Freital-Prozess : Das Urteil ist ein Signal über Sachsen hinaus

Das Urteil gegen die Mitglieder der „Gruppe Freital“ ist gesprochen: Rechtsextreme Straftaten bleiben nicht ungesühnt. Ein Kommentar.

Die Angeklagten stehen in der Justizvollzugsanstalt zu Prozessbeginn im Verhandlungssaal.
Die Angeklagten stehen in der Justizvollzugsanstalt zu Prozessbeginn im Verhandlungssaal.Foto: dpa/ Sebastian Kahnert

Sie wollten mit Sprengstoffanschlägen Flüchtlinge und Linke vertreiben, nun hat der Rechtsstaat den Terror hart geahndet. Das Urteil des Oberlandesgerichts Dresden gegen die rechtsextremen Mitglieder der „Gruppe Freital“ ist ein Signal über Sachsen hinaus. Auch wenn sich eine rassistische Bande vom Wohlwollen eines Teils der Bevölkerung gedeckt fühlt, bleiben gravierende Straftaten nicht ungesühnt. Das ist gerade in Sachsen ein notwendiges Signal. Im Freistaat ist der Hass auf Flüchtlinge besonders laut und die Reaktionen örtlicher Behörden und Politiker oft beschämend lau. Das Urteil zeigt, dass der Rechtsstaat den Vollstreckern der Volkswut doch entschieden entgegentritt. Das ist auch der Bundesanwaltschaft zu verdanken.

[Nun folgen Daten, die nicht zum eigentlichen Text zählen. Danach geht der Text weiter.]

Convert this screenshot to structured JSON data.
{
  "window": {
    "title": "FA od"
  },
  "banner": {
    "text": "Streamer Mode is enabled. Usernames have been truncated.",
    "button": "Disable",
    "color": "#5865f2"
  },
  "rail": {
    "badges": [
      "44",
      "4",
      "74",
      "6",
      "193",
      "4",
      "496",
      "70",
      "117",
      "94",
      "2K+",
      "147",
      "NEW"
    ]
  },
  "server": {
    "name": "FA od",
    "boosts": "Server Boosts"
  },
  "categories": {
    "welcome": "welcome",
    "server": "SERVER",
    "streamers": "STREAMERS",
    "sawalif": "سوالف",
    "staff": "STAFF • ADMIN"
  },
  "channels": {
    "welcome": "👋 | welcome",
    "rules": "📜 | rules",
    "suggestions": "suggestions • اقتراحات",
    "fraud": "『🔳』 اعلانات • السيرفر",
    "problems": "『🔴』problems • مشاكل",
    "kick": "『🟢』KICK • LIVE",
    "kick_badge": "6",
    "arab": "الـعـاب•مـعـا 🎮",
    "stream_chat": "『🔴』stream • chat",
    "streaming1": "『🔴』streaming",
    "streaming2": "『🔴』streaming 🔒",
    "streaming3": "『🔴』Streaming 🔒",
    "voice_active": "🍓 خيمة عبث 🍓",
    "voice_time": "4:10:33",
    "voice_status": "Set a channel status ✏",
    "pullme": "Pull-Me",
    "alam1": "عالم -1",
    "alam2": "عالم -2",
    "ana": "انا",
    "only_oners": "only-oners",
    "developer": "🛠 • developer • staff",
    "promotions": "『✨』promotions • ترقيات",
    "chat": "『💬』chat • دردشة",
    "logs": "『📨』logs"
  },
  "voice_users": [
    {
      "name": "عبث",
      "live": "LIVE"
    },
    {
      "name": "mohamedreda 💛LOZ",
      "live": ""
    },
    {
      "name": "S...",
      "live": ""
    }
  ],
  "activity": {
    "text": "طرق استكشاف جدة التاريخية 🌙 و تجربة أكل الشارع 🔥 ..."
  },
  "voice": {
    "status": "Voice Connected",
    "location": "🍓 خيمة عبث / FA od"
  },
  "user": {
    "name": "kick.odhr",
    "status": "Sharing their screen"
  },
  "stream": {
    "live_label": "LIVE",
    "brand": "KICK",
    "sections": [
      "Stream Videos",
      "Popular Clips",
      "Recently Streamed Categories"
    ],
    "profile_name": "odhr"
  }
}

 Lieber einmal zu viel hinschauen

Die Anklagebehörde in Karlsruhe geht seit dem NSU-Schock mit noch mehr Energie an braune Militanz heran. Der Fall Freital ist nur ein Beispiel. Die Bundesanwaltschaft hat auch die rechtsextreme Gruppierung „Oldschool Society“ vor Gericht gebracht. Der Rassistentrupp wollte 2015 in Sachsen Moscheen und Flüchtlingsheime angreifen, er wurde gerade rechtzeitig gestoppt. Das Oberlandesgericht München verurteilte die Anführer zu empfindlichen Haftstrafen. Auch bei anderen Verfahren schaltet sich die Bundesanwaltschaft ein, selbst wenn der Verdacht auf rechten Terror  nicht immer der stärkste ist. Aber die Devise lautet, lieber einmal zu viel hingeschaut als einmal zu wenig.

Diese Lehre haben neben der Bundesanwaltschaft auch das Bundeskriminalamt und das Bundesamt für Verfassungsschutz gezogen. Auf Bundesebene ist die Wachsamkeit gegenüber rechtsextremer Militanz gewachsen. In einigen Ländern hingegen, siehe Sachsen, könnte der Elan stärker sein. Und in Rheinland-Pfalz platzte im Mai 2017 der Prozess gegen 17 militante Neonazis nach fünf Jahren wegen Überlänge. Eine Blamage, die der Szene Auftrieb gab.

Immerhin tauschen seit 2012 die Sicherheitsbehörden von Bund und Ländern  im „Gemeinsamen Extremismus- und Terrorismusabwehrzentrum“ Informationen aus. Die Vernetzung ist eine Reaktion auf das Scheitern des Staates bei der Mordserie des NSU. Auch das Urteil im Freital-Prozess ist eine „Frucht“ der  besser organisierten Bekämpfung rechter Gewalt.

Risiko nur punktuell gedämpft

Dennoch bleibt die Terrorgefahr hoch.  Die Urteile gegen die Freital-Gruppe und die Oldschool Society haben das Risiko nur punktuell gedämpft. Auch der NSU-Prozess wird trotz der zu erwartenden hohen Strafen für Beate Zschäpe und  Mitangeklagte die Terrorgefahr nicht nachhaltig mindern. Der Grund ist unschwer zu erkennen, zum Beispiel  in Freital. Die Milieus der rassistischen Wutbürger sind einfach zu groß. Und nicht nur im Osten. Das Spektrum reicht von Pegida über radikalisierte AfD-Anhänger bis hin zu NPD und Neonazis.

Die Mischszene produziert laufend neue Hasstiraden, in den  sozialen Netzwerken oder auch handfest auf der Straße. Politik und Zivilgesellschaft müssten dem Rassismus stärker entgegentreten. Doch dazu fehlt offenkundig die Kraft. Weitere Anschläge auf Flüchtlinge, auf Linke und andere Feindbilder sind wohl nur eine Frage der Zeit.